A crack of lightning makes me start, and I grimace ruefully. This will not be a pleasant walk home. If Kweli weren't sick, I'd stay here and wait it out, but I can't shake the feeling that he might need me, and so I lock the shop and head out into the pouring rain.

Within seconds I'm soaked to the skin. I throw the piece of cardboard I was using as an umbrella by the side of the road; it's useless. When I get to the gate, I open it and slosh my way wetly through the front yard. Ahead of me I see the lights on in the house, which is nice, but unusual. When Kweli's home alone, he doesn't waste lamp oil. Which means that someone must be visiting. I feel better at once, glad that Davu, or maybe Chatha, has spent the day with him when he wasn't feeling well.

Since no one has called out to me, the storm must have covered the noise of my coming into the compound, and I decide to sneak around back instead of going through the front door to see if they're talking about me. It's a low impulse on my part, but it saves my life. Because when I sneak inside and peek around the doorway separating the kitchen alcove from the living space, I see that the person that Kweli is having tea with is not Chatha or Davu.

It's Alasiri.

As quickly as it came, the November downpour ends. The high winds clear the last remaining clouds from the sky, and I'm trapped in the kitchen in the sudden silence left in the storm's wake.

He's here.

How is he here?

Is he here for me?

My thoughts tangle and jumble together in my dread.

Run!
screams the voice in my head, and oh, do I want to run! Images flash through my memory, tinged gray and red: Alasiri digging his knife into the elephant's head, pulling its teeth out. Alasiri staring me down, waving his knife and talking about my hair, my hands, my legs, like they weren't all attached to me. Escaping from Alasiri through the deserted streets of Mwanza. Alasiri, filling my vision as I run toward him, desperate to reach a train door that will mean my life one way or the other. The images swirl around me like a poisonous fog, and I have to shake my head to clear enough space to think.

Because I must think. I have to know why he's here, in Kweli's house. How he found me. Why Kweli, someone I've trusted completely, is calmly drinking tea with the man who is trying to kill me. I have to know these things in order to know what to do. And so, though my muscles are cramping and I'm sweating in terror, I lean forward, shielded by the counter, and listen.

“. . . so, thanks to the new demand from China, the ivory trade is alive and well again,” Alasiri is saying. “I'll provide you with the materials and arrange all of the transportation. All you would have to do is carve the pieces to the specifications from my buyers.”

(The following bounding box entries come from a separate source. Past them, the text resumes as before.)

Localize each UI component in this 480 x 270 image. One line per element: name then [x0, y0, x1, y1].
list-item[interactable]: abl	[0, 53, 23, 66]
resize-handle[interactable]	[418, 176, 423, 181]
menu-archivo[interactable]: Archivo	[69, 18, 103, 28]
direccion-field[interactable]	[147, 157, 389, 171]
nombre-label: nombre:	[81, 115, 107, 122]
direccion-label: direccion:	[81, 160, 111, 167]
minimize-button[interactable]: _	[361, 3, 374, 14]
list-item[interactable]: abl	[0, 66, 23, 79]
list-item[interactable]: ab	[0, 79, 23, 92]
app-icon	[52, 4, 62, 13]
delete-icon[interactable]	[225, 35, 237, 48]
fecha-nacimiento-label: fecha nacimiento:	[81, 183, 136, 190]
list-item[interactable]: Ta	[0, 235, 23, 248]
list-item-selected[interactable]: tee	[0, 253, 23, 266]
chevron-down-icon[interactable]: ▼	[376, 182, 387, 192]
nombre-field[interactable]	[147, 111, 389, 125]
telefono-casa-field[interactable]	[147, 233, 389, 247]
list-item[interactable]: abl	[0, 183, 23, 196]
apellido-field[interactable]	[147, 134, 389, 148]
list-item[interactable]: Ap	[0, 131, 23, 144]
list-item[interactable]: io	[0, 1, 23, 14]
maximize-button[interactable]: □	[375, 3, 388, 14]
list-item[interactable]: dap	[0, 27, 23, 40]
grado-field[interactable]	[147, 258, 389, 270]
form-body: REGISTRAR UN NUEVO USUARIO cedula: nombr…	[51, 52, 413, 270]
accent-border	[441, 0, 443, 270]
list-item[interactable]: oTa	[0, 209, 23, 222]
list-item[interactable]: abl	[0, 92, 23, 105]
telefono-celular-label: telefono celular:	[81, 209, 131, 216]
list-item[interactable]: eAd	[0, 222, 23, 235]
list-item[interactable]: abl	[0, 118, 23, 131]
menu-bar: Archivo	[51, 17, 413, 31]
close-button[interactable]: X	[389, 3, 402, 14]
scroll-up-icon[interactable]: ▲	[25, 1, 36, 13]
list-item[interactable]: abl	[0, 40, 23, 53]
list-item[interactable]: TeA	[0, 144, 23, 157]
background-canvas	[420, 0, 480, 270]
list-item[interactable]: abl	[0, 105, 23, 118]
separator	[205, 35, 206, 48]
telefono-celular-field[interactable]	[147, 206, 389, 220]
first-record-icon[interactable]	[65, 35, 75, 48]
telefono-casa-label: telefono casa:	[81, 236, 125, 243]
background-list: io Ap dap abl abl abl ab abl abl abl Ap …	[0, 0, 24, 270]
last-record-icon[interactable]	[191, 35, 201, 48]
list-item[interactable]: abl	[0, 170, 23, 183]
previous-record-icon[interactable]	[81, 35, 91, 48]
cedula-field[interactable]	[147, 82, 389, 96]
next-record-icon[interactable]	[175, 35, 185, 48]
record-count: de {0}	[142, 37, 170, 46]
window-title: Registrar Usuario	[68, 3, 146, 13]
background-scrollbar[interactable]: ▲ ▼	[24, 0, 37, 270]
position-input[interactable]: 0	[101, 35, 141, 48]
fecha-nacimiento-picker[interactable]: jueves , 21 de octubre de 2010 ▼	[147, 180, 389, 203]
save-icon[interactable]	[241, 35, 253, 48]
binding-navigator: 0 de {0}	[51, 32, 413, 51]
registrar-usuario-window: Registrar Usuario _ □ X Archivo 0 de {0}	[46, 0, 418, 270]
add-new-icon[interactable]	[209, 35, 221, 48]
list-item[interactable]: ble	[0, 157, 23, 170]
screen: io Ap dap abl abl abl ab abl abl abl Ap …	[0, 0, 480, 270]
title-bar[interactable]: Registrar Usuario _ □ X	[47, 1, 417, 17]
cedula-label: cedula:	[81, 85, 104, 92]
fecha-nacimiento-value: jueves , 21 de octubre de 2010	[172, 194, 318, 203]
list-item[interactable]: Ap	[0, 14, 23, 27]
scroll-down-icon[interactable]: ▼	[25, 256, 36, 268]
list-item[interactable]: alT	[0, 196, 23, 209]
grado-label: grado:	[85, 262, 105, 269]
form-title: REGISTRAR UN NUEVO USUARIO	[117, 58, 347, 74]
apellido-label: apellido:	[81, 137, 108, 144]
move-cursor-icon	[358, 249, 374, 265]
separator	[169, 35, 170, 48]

“I am afraid, young man”—the voice from the other room is Kweli's now—“that my answer is final. I will not do this thing for you.”

“And I'm not sure,
Bwana,
that you understand just how much money I'm offering you. With very little effort on your part, we will both be rich very quickly.”

“Kanu,” says Kweli, “what money I do need I am happy to earn legally, even if that is the slow way.”

This comment is greeted by a chuckle from Alasiri.

“Very well.” I hear the scraping of a stool across the floor. “I can see you're decided.”

“Yes, indeed.”

“Then, since the rain has stopped, I will leave you to your evening plans, and I will go pursue mine. Shall I help you clear the tea things into the kitchen?”